A typical book is 60,000 to 100,000 words long.
While some writers can crank out a 500-word blog post without too much trouble, coming up with 100,000 words is an entirely different endeavor.
How do you make time to write a book? And how do you break down such an enormous and intimidating project into manageable chunks?
Follow these steps to manage the process from brainstorming to writing, editing, publishing and marketing.
1. Break it down
If you put “write a book” on your to-do list next to “pick up bread at the grocery store,” it’s easy to never get it done.
Writing a book can be intimidating, so the best way to tackle the project is to first break it down into more manageable tasks.
While it’s important to identify the tasks ahead, it’s also important not to get too bogged down making huge to-do lists. If you write 10 pages of tasks, it’s easy to sigh and put the project aside indefinitely. You don’t need to outline every task. Just a basic idea should do the trick to get started.
Early on, it’s probably better to leave large steps such as “marketing plan” as a step, without detailing every element of it since it can be overwhelming to have a massive to-do list.
You’ll have a number of basic “large steps” that you know you’ll need to get to like brainstorming, writing, editing, publishing and marketing. It’s helpful to know what these steps are, but you don’t need to spend too much time fretting about the intricacies of finding a publisher when you’re still in the brainstorming phase.
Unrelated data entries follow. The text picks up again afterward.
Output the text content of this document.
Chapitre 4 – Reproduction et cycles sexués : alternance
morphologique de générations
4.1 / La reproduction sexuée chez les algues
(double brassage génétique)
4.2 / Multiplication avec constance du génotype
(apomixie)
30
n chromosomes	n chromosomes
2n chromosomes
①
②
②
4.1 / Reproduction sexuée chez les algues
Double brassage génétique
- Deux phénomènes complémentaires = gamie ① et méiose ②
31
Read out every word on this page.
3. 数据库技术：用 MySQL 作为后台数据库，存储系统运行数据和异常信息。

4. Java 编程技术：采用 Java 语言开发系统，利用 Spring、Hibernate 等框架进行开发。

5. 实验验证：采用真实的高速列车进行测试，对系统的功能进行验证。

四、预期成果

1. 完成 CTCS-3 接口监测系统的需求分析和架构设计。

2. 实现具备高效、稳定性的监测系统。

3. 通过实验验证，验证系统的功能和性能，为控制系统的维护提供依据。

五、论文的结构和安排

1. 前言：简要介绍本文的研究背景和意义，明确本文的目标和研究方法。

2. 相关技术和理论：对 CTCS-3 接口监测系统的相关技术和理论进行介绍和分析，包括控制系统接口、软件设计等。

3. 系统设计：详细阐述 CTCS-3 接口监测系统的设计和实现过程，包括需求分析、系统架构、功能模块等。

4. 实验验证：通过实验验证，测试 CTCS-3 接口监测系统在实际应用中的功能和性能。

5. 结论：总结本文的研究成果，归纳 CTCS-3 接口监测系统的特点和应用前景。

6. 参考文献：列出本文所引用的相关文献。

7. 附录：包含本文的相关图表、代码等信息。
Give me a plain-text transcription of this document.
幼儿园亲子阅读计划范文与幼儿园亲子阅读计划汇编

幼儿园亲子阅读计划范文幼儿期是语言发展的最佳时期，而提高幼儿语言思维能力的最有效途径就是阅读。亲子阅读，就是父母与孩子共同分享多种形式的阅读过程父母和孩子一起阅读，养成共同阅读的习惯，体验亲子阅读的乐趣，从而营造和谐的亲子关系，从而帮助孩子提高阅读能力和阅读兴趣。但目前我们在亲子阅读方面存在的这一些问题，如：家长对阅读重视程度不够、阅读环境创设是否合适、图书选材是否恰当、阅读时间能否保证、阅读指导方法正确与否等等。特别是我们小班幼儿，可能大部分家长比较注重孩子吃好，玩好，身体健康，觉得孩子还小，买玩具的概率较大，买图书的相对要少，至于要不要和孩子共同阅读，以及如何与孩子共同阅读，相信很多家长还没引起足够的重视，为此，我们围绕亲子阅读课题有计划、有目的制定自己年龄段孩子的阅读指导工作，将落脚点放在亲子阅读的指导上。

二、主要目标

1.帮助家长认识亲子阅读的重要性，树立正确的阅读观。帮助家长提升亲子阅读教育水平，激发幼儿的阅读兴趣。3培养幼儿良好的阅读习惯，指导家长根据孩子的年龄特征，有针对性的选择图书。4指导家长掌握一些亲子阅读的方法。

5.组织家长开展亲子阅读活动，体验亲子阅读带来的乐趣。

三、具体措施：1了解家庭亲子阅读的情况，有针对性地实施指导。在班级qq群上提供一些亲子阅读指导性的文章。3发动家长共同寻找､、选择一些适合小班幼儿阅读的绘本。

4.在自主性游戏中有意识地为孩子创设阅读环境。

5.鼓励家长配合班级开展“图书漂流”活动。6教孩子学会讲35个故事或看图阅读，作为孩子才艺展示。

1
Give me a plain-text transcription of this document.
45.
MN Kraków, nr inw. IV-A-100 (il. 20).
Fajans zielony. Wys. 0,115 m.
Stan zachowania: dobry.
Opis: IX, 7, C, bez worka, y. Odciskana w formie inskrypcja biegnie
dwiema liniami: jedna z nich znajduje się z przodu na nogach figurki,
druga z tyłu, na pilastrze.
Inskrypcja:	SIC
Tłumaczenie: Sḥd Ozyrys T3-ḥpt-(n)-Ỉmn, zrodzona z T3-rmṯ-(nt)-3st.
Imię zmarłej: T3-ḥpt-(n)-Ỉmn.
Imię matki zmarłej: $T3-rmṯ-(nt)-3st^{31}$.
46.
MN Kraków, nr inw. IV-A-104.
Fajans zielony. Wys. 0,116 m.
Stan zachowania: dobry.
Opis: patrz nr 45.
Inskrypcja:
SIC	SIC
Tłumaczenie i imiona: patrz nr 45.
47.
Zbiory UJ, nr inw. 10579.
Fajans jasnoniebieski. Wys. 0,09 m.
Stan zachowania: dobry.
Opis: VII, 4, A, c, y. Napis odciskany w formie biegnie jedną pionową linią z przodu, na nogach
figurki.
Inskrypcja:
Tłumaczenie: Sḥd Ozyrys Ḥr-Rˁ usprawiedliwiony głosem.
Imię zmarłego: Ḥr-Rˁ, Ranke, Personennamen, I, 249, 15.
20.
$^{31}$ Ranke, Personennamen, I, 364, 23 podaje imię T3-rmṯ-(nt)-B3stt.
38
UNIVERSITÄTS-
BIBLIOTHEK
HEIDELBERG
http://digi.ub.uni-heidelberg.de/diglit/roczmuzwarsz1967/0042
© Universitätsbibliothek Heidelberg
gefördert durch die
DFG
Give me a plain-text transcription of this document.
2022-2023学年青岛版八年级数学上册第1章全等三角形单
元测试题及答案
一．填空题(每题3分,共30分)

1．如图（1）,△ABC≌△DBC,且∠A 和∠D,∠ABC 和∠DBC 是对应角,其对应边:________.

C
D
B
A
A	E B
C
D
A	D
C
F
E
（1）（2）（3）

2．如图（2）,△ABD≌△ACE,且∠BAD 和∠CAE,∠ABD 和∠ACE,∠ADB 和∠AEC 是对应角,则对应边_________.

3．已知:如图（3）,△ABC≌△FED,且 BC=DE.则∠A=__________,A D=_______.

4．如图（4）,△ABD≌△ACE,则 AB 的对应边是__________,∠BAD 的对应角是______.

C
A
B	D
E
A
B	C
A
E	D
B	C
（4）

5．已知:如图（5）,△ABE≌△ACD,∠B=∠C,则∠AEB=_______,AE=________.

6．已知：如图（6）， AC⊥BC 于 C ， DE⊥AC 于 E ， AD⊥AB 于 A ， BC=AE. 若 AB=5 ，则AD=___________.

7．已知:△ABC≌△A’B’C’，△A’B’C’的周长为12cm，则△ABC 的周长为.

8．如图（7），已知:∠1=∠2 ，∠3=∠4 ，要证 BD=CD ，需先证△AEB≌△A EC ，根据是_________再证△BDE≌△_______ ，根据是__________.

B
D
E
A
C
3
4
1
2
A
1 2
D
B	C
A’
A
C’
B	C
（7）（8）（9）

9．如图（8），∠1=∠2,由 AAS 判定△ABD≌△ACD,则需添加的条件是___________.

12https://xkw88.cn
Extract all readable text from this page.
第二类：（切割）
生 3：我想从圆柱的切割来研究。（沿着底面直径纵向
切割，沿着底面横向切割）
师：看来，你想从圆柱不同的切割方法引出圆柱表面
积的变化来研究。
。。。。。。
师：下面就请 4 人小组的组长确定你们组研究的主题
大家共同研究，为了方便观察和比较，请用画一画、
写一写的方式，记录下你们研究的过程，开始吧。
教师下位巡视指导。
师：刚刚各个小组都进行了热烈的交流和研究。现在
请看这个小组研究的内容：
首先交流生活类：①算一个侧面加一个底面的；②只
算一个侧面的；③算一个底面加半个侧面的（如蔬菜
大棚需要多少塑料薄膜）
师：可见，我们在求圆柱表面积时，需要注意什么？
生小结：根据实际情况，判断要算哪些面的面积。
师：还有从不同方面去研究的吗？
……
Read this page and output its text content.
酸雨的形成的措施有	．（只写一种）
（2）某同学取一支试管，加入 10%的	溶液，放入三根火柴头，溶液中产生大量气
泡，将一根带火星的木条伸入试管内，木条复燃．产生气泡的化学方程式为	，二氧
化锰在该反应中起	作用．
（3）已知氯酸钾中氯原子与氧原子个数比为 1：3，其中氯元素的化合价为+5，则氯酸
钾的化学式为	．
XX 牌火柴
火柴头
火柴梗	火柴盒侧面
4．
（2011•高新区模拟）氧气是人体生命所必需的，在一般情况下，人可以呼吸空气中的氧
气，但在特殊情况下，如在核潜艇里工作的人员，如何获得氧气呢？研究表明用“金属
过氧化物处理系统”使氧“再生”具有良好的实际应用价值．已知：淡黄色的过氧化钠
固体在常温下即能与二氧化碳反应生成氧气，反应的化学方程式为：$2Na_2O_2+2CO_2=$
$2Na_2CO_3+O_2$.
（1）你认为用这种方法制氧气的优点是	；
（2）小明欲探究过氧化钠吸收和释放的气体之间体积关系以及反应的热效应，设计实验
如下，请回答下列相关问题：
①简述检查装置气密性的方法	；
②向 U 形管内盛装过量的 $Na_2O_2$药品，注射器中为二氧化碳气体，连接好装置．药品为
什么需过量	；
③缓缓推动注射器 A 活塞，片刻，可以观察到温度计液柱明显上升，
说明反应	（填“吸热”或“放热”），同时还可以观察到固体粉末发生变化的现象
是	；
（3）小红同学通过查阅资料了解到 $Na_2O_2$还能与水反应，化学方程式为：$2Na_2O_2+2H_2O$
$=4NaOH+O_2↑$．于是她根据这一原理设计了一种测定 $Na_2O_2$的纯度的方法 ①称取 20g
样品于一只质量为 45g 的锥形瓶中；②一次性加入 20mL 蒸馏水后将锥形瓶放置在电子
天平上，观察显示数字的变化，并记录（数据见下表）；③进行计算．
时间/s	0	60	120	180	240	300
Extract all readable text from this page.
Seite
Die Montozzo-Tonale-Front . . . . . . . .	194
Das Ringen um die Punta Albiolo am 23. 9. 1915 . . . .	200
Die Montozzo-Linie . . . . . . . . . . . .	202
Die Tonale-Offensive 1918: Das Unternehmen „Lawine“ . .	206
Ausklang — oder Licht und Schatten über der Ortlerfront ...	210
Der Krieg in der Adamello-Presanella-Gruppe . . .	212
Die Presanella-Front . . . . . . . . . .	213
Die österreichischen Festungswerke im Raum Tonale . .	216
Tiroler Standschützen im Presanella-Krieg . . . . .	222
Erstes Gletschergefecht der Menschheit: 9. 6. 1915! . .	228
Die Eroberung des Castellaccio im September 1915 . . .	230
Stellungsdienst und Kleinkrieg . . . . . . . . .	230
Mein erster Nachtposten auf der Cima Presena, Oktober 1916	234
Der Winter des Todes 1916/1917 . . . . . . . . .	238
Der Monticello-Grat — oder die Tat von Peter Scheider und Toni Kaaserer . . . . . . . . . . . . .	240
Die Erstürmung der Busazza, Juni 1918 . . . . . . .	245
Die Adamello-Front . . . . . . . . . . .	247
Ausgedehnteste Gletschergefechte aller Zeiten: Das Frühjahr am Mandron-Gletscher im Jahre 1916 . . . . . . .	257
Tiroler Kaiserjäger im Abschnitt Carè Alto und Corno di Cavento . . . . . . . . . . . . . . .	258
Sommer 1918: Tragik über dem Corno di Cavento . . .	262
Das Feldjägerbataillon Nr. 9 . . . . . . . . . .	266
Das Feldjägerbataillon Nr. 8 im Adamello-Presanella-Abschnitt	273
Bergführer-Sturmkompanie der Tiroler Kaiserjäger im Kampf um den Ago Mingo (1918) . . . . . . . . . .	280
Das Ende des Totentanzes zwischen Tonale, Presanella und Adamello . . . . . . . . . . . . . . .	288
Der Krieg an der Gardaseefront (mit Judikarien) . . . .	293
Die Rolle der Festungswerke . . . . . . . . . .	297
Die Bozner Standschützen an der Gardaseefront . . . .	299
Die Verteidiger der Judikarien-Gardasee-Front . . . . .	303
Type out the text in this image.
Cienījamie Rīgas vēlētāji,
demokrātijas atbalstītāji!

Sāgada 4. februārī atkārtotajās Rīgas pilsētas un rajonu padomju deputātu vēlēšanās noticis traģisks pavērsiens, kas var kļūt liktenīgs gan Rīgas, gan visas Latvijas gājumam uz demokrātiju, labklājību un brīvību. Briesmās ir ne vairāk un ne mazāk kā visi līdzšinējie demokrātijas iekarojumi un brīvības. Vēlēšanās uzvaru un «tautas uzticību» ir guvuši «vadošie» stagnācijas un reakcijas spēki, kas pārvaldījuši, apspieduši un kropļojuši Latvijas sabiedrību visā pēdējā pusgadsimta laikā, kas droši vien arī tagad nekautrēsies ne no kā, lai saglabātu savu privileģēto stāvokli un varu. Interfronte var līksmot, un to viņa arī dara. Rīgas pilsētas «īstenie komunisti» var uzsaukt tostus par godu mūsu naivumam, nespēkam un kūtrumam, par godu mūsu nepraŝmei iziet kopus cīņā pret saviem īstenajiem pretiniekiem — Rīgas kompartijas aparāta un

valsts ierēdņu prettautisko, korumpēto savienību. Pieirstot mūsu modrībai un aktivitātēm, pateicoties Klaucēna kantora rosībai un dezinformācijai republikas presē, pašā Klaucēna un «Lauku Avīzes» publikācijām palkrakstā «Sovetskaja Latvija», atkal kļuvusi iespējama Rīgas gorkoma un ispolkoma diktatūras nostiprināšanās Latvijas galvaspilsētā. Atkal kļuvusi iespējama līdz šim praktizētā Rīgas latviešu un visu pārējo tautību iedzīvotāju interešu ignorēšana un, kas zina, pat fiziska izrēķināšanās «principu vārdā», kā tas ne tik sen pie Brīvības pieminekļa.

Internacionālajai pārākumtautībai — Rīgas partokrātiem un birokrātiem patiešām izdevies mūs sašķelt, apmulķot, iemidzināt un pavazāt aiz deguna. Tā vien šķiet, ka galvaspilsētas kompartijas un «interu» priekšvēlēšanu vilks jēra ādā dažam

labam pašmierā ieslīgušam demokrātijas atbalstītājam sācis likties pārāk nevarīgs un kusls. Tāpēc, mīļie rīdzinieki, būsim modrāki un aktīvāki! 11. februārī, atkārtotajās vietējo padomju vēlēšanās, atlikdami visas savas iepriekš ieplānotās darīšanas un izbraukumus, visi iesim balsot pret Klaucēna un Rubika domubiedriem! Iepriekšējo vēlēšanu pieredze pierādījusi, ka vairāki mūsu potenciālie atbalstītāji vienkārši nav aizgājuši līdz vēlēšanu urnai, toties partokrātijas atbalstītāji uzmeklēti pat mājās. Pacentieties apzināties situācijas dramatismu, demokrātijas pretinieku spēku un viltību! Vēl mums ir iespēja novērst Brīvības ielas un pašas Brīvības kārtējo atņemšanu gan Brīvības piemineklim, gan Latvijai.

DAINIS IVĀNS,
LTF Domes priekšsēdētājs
It’s always helpful to have an idea of what you’re working toward and to have an overview of how the process will work, but if you find yourself deep in the weeds, you’ll get bogged down with details.
Once you have the big steps outlined, start with the first one and break it down into smaller actionable steps. For example, “brainstorming” could turn into “brainstorm characters” or “brainstorm settings” and other important details.
2. Batch your tasks
Once you’ve started, it’s often easiest to batch your tasks.
When you’re brainstorming about a character, it can be hard to suddenly switch gears and move to your marketing plan.
Everyone works differently, but it’s often easiest to batch similar tasks together so once you get on a roll, you can keep it going.
For example, if you’re writing a nonfiction book and have a series of interviews you need to transcribe, it’s often easier to spend an afternoon transcribing all of them than to switch back and forth between transcribing, editing chapters and developing chapter outlines all in the same afternoon.
Experiment to find what works best for you, but once your brain gets going on one path, it’s often best to let it continue down that path for a while.
3. Schedule your to-do tasks
If you have a day job or other freelance commitments, it can be hard to find time for your project.
But if you schedule some time every day or week as your book writing time, that can be very helpful in terms of getting things done.
Mark the time on your calendar and don’t let any other projects or commitments interfere with this time. If you want to get your project done, you’ll need to make it a priority.
Use your body rhythm to your advantage and plan time when you’re at your writing best.
Morning people might get up at 5 a.m. to squeeze an hour of writing into each morning. But if you’re a hard-core night owl, that would be akin to torture — and unproductive. It’s almost impossible to find the best words when you can barely stay upright. Some find a mid-afternoon slump their least productive time of day while others hit their stride around 3 p.m.
Use your body rhythms to your advantage and guard this time as you would any other important task, like a meeting.
4. Set deadlines
If you are working with a publisher, you likely have a series of deadlines to meet, but if you’re going to self-publish, or you don’t have a publisher yet, that’s trickier.
It can be hard to find the motivation to push through writer’s block and procrastination and make your project happen.
So set some deadlines. Create deadlines for various stages of the project (such as chapter deadlines, first draft deadlines, etc.) and mark them on your calendar. Remind yourself with alarms and sticky notes. Treat them as you would any other important deadline.
If external motivation is something you find helpful, set a time for a critique group to look at your work. You’ll have to get it ready by the time you meet with them.
Or sign up for a writing conference and a critique session. If you’ve already signed up and paid, that’s a good incentive to pull things your work together in time.
5. Stay on track
Accountability can be tricky when you’re working on your own project.
Consider a calendar and giving yourself a literal gold star or unicorn sticker for each day you hit your target (whether that’s working on the project for an hour or writing 500 words a day).
Spreadsheets can also be helpful as you can record the number of words you write or log your hours. Adding the numbers up is a great motivation to feel like your small steps are adding up to something big and exciting.
Consider signing up for NaNoWriMo or other community-focused writing events that help people work towards goals.
Don’t beat yourself up if you don’t always meet your goals. But use them to stay sufficiently motivated to keep things moving.
Working with a friend to collaborate and congratulate each other on making your word count is also very helpful. Just like a gym buddy gets you to work out and meet your fitness goals, a writing buddy can help you meet your writing goals.
Writing a book is a huge task, and it’s one that has to become a priority for it to happen. By treating it like a series of important deadlines and tasks that must be completed, you’re setting yourself up for success.